Doch wie funk­tio­niert Cell Broad­cast? Das System ähnelt in gewisser Hinsicht dem vom Fern­sehen her bekannten Video­text. So empfangen alle Handy-Nutzer in einer Funk­zelle dieselben Cell-Broad­cast-Mittei­lungen, wenn sie diesen Dienst akti­viert und den Kanal, auf dem die Sendungen ausge­strahlt werden, einge­stellt haben. Dies unter­scheidet Cell Broad­cast von SMS, bei denen eine Text­nach­richt gezielt an einen bestimmten Teil­nehmer versendet wird.

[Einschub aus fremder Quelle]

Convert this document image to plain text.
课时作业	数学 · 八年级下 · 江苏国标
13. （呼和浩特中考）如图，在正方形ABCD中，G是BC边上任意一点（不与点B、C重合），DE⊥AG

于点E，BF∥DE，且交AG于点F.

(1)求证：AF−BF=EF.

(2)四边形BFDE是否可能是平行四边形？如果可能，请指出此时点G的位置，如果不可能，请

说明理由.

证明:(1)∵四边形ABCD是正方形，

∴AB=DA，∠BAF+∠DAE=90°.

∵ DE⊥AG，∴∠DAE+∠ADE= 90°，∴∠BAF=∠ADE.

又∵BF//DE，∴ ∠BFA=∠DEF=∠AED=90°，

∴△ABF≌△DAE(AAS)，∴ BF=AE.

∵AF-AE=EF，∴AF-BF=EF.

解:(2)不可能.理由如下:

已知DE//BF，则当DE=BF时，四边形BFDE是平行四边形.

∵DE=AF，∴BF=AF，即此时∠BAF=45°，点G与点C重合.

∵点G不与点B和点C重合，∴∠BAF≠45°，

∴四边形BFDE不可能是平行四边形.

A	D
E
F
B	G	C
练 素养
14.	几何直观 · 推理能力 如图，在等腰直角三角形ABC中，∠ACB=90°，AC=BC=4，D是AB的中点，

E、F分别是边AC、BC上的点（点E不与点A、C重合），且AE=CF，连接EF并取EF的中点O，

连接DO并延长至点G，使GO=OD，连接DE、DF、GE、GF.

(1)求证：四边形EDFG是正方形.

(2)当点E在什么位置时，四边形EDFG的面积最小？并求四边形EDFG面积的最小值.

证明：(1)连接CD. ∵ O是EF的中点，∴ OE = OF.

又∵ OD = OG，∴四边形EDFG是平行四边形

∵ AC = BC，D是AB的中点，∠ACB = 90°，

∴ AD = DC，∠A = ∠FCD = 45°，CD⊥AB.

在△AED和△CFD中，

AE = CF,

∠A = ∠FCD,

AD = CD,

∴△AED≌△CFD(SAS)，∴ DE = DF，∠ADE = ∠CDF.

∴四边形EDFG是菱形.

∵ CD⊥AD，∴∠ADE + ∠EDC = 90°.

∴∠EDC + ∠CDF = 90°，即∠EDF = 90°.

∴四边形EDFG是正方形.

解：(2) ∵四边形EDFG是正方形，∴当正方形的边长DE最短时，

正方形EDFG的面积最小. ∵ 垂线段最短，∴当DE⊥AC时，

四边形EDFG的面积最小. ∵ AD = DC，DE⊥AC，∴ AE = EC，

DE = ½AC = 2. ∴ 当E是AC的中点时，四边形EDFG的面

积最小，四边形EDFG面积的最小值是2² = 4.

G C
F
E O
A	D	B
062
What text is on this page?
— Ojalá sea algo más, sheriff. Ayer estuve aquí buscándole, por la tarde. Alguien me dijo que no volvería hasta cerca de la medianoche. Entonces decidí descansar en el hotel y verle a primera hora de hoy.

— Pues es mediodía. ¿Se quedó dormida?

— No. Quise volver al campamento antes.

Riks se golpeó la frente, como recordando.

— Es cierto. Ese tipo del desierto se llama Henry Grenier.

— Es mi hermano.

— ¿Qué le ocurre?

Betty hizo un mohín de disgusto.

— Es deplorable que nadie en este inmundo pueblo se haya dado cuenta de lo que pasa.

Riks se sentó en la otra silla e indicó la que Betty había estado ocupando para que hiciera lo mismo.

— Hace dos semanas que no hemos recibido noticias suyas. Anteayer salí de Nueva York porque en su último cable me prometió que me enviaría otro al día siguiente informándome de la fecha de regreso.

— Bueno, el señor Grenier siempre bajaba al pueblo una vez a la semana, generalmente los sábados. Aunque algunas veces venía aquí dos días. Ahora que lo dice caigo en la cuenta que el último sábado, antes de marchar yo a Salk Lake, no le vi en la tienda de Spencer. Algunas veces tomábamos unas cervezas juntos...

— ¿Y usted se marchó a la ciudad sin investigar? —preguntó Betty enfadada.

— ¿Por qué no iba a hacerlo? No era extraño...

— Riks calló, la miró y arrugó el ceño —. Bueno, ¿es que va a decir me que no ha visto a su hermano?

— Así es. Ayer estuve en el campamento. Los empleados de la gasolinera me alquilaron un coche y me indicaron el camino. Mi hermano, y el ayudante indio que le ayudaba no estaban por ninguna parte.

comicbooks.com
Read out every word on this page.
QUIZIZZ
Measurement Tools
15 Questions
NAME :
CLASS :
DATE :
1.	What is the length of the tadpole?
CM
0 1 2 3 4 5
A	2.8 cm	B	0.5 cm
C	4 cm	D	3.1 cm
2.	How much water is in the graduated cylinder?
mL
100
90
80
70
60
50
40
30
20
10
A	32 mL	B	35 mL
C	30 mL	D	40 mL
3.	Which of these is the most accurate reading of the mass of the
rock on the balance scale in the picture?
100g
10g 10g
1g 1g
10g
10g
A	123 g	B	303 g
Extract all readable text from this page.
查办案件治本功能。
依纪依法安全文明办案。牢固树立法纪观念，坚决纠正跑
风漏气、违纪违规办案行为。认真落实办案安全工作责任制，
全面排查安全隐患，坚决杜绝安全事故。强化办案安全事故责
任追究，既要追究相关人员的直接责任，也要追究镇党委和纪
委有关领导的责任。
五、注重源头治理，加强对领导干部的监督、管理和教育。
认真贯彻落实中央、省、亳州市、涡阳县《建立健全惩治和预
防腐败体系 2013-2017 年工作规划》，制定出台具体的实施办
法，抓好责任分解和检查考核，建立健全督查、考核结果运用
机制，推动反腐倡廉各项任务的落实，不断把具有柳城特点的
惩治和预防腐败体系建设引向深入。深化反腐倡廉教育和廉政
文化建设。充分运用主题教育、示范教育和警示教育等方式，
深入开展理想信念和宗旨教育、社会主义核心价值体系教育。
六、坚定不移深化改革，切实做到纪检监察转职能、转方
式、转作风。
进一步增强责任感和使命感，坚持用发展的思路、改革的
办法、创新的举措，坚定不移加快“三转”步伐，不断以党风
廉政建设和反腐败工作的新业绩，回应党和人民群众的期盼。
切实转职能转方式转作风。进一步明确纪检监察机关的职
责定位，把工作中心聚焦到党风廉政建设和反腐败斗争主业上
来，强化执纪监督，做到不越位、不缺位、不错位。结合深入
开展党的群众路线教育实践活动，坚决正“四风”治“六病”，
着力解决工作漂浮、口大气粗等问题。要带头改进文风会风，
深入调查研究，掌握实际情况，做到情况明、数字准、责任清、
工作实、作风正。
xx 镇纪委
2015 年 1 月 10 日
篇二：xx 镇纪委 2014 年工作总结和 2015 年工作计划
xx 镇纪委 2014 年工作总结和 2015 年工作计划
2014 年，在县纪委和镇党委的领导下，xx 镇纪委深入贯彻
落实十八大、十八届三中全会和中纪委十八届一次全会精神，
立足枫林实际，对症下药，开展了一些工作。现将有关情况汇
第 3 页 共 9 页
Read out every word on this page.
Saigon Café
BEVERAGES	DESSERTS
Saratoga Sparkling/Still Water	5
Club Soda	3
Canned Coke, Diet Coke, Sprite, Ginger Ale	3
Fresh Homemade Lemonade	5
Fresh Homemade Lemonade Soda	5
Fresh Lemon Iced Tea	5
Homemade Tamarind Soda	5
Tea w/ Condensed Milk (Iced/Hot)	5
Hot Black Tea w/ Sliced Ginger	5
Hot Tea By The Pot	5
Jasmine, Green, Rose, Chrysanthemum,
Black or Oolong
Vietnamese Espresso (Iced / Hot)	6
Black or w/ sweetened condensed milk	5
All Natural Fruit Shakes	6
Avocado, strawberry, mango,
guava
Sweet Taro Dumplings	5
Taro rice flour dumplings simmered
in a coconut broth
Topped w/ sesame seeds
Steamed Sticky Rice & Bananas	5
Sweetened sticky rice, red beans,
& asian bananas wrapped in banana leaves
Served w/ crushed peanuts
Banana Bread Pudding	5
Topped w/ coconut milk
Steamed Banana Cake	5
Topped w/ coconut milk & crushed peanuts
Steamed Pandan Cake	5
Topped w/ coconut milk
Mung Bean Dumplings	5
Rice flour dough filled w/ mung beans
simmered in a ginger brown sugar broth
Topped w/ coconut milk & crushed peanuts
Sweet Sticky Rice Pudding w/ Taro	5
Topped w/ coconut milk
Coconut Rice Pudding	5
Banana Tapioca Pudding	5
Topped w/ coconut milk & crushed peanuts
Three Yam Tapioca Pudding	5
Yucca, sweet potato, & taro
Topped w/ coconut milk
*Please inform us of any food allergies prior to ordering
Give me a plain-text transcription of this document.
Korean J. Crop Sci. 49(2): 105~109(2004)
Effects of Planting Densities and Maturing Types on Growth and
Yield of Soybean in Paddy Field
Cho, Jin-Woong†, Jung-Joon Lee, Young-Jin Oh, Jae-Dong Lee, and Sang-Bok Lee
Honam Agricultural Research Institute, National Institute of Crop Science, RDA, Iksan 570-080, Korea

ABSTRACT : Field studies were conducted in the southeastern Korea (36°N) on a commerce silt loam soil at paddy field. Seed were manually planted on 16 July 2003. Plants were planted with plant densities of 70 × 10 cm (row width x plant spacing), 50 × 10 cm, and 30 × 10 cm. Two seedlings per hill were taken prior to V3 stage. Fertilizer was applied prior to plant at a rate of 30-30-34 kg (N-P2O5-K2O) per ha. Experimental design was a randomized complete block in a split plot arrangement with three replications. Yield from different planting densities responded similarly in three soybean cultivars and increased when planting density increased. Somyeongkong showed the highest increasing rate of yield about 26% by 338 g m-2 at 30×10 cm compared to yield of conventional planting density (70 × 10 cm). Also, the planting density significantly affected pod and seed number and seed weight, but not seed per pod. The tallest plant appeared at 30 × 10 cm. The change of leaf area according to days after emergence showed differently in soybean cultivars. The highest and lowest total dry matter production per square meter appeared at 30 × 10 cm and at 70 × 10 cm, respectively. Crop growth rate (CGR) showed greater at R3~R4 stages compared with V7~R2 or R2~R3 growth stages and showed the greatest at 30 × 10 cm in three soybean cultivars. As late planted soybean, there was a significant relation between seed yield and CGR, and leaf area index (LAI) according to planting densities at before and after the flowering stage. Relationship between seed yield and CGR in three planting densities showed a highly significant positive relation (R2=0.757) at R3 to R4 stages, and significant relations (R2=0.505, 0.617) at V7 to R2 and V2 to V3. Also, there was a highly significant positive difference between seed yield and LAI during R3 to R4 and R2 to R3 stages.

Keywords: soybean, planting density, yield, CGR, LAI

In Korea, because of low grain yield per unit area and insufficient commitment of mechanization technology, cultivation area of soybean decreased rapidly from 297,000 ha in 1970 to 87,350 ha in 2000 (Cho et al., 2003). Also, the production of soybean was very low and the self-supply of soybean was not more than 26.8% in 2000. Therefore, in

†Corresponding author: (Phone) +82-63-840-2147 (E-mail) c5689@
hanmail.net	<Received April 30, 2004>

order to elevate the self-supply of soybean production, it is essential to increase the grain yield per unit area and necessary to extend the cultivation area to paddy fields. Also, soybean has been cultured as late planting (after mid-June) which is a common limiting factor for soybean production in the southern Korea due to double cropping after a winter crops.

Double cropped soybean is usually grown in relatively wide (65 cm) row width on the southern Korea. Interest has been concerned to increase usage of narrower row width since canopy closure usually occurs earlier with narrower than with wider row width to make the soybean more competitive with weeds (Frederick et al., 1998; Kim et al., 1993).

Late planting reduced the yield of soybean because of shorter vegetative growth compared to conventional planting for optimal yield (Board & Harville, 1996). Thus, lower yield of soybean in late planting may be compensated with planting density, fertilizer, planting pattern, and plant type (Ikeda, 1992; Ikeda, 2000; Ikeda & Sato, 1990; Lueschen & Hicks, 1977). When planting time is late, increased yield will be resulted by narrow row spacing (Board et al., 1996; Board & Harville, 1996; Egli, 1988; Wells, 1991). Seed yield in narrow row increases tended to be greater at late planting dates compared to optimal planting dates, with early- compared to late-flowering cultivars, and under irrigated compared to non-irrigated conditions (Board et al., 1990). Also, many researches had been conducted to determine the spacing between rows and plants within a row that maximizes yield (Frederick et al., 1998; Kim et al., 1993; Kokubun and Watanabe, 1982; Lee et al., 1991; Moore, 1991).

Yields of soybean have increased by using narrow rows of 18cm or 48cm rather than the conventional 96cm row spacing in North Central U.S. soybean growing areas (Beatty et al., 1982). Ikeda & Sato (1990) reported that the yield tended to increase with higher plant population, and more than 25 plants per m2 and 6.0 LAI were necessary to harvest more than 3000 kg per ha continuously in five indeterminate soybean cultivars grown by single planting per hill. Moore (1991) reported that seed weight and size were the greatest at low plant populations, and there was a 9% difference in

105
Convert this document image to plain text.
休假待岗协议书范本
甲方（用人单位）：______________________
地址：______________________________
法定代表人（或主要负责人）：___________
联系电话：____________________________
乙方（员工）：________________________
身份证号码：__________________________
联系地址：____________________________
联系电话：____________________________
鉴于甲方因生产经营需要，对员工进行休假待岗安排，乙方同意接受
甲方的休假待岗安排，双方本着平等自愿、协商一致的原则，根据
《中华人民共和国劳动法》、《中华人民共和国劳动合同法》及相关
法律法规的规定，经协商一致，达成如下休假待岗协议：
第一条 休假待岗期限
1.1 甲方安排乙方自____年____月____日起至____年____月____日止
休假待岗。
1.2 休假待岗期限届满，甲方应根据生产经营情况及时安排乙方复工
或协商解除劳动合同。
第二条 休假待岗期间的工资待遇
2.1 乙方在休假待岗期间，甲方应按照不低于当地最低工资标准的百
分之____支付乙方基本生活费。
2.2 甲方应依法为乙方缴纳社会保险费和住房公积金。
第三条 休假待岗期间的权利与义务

Cell-Broad­cast-Nach­richten konnten zunächst maximal zwar nur 93 Zeichen umfassen, doch da sie fort­lau­fend gesendet werden, lassen sich trotzdem in kurzer Zeit viele verschie­dene Infor­mationen über­tragen, die meist auch im Abstand von wenigen Minuten erneut gesendet werden. Somit wird dann keine Meldung verpasst, wenn der Nutzer sich für kurze Zeit in einem "Funk­loch" befindet. Auch können die Anbieter tech­nisch regional unter­schied­liche Infor­mationen bereit­stellen, sodass zum Beispiel Kata­stro­phen-Hinweise oder Wetter­vor­her­sagen ganz gezielt auf den aktu­ellen Aufent­haltsort bezogen über­mit­telt werden können. Der Empfang dieser Mittei­lungen ist dabei kostenlos. In der neuesten Spezi­fika­tion kann eine Nach­richt 1395 Zeichen lang sein (durch Anein­ander­rei­hung von maximal 15 Nach­richten zu 93 Zeichen).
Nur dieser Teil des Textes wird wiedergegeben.